Conan and his band (essentially the Max Weinberg 7 minus Max Weinberg but plus two backup singers), also breezed through chestnuts by Willie Nelson ("On the Road Again") and Gloria Gaynor/Cake ("I Will Survive"). Both these songs were reworked for comedic effect. For example, "On the Road Again" became "My Own Show Again." "I Will Survive" became about his breakup with NBC. My favorite moment was the end though, when Conan and the band encored with The Band's "The Weight," something he's been doing sporadically throughout the tour as a thank you to fans for their support during this year of professional upheaval. There were no clever lyric changes, no visual gags. It was just Conan, playing it straight, and doing a damn fine job of it.
Music comprised about half the show, the rest was filled with familiar faces (Andy! The Masturbating Bear!) and new gimmicks (The giant inflatable bat from Meatloaf's Bat out of Hell Tour was a stage prop. I can't really explain. You kinda had to be there). There was also a stand-up set by former Tonight Show writer Deon Cole and a taped segment with Triumph the Insult Comic Dog where the foul-mouthed puppet made fun of D.C. (Like shooting fish in a barrel, really.)
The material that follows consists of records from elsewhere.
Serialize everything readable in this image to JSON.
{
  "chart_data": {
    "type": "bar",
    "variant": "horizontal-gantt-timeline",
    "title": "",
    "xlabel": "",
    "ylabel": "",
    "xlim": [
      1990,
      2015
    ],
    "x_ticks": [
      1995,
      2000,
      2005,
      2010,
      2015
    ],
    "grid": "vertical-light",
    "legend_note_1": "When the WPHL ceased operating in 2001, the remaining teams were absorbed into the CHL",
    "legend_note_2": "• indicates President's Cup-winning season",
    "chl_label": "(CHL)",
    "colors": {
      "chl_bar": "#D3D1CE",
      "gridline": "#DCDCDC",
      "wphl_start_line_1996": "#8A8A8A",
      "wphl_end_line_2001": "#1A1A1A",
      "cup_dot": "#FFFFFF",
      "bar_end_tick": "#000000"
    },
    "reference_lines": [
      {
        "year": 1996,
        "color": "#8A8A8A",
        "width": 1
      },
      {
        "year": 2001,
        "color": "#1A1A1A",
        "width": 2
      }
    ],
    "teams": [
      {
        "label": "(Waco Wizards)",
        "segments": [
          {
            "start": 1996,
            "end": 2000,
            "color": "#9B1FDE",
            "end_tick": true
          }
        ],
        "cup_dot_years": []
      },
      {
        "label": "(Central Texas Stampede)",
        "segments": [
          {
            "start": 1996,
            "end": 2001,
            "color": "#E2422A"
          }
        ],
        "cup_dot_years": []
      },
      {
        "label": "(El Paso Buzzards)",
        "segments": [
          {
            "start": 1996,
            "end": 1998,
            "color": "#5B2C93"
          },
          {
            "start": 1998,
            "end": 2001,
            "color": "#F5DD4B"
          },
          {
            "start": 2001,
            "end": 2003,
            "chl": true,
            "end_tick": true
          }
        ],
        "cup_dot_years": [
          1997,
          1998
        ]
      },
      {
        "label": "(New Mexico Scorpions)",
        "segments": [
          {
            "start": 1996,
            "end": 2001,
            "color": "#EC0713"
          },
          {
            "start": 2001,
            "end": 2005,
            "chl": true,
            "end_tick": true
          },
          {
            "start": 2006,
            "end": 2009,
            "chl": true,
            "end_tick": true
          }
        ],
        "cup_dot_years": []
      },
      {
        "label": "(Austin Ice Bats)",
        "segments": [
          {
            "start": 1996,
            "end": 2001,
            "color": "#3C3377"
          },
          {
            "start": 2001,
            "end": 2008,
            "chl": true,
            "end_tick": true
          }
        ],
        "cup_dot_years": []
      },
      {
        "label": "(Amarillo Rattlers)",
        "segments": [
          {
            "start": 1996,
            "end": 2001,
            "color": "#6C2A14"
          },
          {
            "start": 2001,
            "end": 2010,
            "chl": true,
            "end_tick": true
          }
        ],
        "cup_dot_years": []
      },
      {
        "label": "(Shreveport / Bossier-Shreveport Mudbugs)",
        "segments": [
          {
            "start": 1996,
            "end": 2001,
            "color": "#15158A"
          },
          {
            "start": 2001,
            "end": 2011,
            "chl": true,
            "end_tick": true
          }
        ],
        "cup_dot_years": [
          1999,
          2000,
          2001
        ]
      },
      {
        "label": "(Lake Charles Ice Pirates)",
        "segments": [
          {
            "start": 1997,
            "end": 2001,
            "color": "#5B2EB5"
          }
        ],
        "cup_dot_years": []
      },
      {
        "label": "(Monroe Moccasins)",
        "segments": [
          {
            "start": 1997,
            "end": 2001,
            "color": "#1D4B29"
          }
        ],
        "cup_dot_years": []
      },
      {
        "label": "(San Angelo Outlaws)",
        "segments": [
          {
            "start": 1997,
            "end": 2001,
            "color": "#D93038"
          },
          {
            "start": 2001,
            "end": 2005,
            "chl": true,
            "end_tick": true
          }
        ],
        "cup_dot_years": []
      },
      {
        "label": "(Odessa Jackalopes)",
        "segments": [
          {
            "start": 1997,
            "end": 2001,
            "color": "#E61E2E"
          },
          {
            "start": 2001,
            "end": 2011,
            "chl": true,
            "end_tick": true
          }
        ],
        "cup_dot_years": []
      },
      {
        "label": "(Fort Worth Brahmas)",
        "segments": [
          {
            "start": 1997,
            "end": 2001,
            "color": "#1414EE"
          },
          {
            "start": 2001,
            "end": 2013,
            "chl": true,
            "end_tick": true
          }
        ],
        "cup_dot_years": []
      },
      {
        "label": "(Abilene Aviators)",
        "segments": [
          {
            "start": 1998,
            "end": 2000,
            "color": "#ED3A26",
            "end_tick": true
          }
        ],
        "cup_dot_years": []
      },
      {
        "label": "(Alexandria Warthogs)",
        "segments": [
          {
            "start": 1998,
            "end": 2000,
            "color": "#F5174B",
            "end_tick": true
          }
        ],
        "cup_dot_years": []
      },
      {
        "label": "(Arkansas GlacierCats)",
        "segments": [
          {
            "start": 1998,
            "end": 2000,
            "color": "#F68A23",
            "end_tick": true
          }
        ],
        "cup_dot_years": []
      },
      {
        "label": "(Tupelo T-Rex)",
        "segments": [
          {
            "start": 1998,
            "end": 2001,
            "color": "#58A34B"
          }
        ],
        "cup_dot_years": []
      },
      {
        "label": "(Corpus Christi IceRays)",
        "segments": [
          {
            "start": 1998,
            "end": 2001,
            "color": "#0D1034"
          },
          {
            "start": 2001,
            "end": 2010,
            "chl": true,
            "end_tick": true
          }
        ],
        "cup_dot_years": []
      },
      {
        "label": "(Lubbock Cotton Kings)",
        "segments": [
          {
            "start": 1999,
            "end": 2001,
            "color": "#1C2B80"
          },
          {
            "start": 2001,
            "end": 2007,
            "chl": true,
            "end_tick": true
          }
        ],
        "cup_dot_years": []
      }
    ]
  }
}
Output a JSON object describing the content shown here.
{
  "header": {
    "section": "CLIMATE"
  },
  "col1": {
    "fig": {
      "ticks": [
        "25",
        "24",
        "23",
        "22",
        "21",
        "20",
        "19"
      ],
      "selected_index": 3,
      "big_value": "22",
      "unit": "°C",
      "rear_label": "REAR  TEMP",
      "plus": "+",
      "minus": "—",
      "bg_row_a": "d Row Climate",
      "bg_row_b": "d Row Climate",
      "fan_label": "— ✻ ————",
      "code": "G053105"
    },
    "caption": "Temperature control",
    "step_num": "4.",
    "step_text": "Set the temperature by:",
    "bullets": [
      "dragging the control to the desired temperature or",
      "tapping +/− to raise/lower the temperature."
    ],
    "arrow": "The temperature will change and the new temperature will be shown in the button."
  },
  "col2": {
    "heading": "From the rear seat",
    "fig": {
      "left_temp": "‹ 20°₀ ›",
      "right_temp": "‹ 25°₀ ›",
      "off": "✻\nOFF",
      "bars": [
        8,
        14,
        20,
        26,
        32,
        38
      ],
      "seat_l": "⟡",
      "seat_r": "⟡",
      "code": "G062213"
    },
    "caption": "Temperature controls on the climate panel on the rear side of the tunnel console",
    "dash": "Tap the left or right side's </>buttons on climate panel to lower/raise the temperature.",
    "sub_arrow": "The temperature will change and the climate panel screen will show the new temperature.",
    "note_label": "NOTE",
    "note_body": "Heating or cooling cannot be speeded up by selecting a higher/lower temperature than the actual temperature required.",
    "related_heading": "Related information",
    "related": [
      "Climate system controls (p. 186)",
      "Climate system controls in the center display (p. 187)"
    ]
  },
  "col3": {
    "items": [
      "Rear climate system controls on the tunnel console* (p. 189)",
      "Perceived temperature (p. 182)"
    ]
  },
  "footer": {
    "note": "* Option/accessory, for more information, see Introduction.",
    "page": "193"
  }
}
And this was my only complaint about the show. The D.C. crowd was weird. They seemed simultaneously listless and restless. People kept yelling things out, surely hoping to catch Conan's ear and eye and dazzle him with their witty rejoinder. Although one guy who yelled "F— Jay Leno" earned some hearty applause and laughter from the crowd and band, the yells were mostly distracting and obnoxious. And, apparently, Conan and crew noticed. Poor form, D.C.